Thousands of the north state's rural poor, including residents of the greater Sacramento area, will be able to access medical care in 2012 after more than 30 counties received federal approval and funding to expand their indigent health coverage.
The County Medical Services Program, or CMSP, a group of 34 mostly north state counties, received the green light to cover an additional 30,000 uninsured, low-income adults through Path2Health, a new indigent care program that launched Jan. 1.
Created as a prelude to federal health reform, Path2Health provides free health coverage for medically necessary services to uninsured adults in the 34-county network who are at or below 100 percent of the poverty line about $10,890 for a single person and who do not qualify for Medi-Cal.
It is one of a number of low-income health programs, or LIHPs, across the state that will "build a foundation for when health reform takes over" in 2014, said Lee Kemper, executive director of CMSP's governing board.
"We're starting to make it possible to make people eligible now," Kemper said. "This is basically a network that will be a bridge leading to new coverage. This will make it possible for counties to implement health reform early."
The federal government will match each dollar the 34 counties spend on Path2Health, but officials did not know how much that would be. CMSP will serve 90,000 low-income adults by the end of 2013, Kemper said.
Under the Affordable Care Act, low-income adults covered by LIHPs such as Path2Health will transition to either Medi-Cal or the state's Health Benefit Exchange in 2014.

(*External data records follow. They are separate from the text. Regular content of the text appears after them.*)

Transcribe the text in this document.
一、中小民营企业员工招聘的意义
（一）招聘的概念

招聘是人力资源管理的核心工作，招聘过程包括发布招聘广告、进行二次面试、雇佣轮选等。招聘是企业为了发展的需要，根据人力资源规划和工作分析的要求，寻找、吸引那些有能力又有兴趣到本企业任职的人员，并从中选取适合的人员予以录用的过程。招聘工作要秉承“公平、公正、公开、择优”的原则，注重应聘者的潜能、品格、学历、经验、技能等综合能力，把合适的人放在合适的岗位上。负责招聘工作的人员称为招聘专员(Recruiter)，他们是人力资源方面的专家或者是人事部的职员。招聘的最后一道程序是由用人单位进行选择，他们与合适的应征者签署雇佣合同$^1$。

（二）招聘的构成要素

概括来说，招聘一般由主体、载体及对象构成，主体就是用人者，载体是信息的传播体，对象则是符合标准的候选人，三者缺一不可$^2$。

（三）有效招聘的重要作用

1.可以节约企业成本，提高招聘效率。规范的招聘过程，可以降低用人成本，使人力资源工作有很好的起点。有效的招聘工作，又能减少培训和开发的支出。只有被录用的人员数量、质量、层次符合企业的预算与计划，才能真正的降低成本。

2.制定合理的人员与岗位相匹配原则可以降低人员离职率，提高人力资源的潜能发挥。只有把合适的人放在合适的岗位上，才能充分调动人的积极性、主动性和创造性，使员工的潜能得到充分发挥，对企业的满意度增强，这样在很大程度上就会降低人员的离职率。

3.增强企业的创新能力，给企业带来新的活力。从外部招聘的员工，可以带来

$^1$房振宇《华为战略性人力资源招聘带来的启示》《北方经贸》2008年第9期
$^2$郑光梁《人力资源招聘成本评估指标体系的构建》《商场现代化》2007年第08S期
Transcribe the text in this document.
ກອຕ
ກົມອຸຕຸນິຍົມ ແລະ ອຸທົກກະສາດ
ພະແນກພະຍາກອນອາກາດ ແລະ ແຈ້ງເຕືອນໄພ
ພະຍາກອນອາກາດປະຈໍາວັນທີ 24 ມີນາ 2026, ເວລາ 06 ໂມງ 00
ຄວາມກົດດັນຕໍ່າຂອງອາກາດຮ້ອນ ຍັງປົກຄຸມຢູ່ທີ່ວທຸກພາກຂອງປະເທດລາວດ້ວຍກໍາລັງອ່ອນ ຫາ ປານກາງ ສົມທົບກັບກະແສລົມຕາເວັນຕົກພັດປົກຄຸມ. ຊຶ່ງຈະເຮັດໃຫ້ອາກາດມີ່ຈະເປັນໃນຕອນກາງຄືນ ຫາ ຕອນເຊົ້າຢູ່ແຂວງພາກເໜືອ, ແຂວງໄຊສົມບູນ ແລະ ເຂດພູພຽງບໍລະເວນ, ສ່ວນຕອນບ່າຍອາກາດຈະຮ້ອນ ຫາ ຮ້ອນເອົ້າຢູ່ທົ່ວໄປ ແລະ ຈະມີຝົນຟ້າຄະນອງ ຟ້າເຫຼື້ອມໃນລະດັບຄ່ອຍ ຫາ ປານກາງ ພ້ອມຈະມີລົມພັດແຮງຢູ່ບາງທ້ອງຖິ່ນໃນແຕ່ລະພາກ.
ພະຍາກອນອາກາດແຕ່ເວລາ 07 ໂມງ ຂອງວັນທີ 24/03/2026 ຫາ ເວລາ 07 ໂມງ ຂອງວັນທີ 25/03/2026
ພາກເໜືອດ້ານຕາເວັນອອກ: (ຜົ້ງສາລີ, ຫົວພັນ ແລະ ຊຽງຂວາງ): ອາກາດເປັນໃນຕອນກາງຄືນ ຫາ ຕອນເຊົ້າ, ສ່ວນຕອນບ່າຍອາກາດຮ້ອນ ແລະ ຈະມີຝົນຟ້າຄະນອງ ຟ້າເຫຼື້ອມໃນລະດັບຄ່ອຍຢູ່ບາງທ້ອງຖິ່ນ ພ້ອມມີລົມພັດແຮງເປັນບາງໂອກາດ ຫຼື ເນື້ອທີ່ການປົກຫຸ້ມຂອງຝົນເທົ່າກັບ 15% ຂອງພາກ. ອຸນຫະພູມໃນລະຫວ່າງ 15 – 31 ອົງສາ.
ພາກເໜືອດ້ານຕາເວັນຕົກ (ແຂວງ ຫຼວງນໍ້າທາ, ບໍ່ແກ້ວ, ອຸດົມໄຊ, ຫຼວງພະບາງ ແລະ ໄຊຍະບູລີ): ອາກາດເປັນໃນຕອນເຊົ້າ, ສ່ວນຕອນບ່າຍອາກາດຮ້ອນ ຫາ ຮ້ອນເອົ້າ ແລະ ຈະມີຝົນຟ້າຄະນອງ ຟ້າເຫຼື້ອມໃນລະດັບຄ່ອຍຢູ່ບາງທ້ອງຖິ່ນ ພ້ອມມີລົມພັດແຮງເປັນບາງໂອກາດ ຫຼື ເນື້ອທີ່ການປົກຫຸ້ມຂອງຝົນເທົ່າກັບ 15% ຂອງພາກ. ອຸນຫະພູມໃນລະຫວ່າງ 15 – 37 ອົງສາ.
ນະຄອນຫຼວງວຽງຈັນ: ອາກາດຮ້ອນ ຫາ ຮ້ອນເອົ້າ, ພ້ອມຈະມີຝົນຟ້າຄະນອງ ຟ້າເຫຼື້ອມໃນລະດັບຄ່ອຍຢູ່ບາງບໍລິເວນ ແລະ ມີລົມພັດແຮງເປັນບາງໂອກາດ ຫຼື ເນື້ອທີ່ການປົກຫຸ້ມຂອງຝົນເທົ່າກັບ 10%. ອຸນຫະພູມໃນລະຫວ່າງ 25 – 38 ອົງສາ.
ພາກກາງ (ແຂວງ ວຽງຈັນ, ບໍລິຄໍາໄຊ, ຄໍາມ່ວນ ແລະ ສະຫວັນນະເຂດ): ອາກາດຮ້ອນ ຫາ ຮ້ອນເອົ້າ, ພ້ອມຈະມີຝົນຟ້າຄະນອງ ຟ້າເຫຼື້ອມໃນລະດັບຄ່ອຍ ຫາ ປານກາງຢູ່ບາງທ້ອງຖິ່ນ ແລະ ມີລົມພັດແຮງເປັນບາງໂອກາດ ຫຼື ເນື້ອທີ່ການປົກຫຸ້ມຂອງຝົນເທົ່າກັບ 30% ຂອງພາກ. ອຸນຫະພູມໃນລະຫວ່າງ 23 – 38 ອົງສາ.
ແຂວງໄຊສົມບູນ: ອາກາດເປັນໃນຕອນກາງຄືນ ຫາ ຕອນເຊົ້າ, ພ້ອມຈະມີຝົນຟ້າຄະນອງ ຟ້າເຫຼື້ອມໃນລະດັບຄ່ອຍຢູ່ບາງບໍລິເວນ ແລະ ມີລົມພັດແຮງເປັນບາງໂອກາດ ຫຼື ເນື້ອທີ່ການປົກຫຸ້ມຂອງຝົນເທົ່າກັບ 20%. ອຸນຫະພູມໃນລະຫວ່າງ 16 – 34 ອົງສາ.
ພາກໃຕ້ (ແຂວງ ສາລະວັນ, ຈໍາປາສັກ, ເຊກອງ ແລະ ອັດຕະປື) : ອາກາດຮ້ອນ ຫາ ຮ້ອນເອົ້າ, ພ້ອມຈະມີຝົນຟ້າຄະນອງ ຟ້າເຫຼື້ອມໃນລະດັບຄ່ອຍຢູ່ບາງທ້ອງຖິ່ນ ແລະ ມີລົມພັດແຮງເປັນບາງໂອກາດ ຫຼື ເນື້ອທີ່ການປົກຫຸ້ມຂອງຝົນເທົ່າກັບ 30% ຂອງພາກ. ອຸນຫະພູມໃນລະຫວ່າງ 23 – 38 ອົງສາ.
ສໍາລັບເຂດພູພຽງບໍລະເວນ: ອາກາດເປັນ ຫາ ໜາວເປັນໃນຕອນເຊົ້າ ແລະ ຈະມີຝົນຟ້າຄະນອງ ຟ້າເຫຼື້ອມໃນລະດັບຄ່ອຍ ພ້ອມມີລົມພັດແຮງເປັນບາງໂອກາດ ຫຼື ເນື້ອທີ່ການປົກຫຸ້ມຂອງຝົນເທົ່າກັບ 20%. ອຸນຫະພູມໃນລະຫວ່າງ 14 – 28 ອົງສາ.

The LIHPs go further than the indigent care programs that counties have long run under Medi-Cal. The LIHPs are managed-care plans with established health benefits and guidelines on coverage and access to basic and specialty care.
Rural administrators in CMSP say the federal matching dollars will help their counties El Dorado, Nevada, Sutter and Yuba among them to extend care to more of their neediest residents.
"With this additional funding, quite a number of our poor will receive care and have a good primary medical home," said Jim Ellsworth, executive director of El Dorado Community Health Center in Placerville, which serves about half of the county's 2,800 residents enrolled in Plan2Health through CMSP.
"It's an opportunity to prepare for health reform in 2014 and help people who have fallen through the safety net," said Nevada County executive officer Richard Haffey. "People with no health plan, their only option is to go to the emergency room. In many ways, it's a preventative situation."
More than 45 of California's 58 counties now participate in LIHPs, including 10 large, urban counties that launched their own programs in July, enrolling more than 225,000 Californians, said Anthony Wright, executive director of consumer health advocacy group Health Access California.
A number of remaining counties, including Sacramento and Placer, are working to launch LIHPs later this year to complement their existing indigent care programs. Yolo County will join CMSP and its Path2Health program later this year, Kemper said.
Wright said as many as 500,000 Californians could ultimately obtain coverage through LIHPs by 2014, when they roll into the federal coverage.
"This is a big deal it's a huge benefit not only for folks who will get care, but for the health-care system and counties," Wright said.
For the poor who need care, low- income health programs such as Path2Health are the difference between trips to the emergency room for basic care and having a medical home base for primary and specialty care, disease management and preventive care.
For recession-battered rural counties charged with providing care to their low- income residents, the federal matching funds pump money into health systems as more residents are feeling financial pain.
In tough times, more people are seeking out CMSP's services, said Kemper, who has seen its enrollment balloon from about 42,000 to about 63,000 people during the recession, draining all but $20 million of CMSP's $250 million rainy-day reserve in the process.
Kemper said not only will the federal dollars shore up CMSP's depleted fund, but the money will help grow the program and is "important to continuing coverage in general."
"These rural areas have been hard-hit," Kemper said. "There's a lot of need."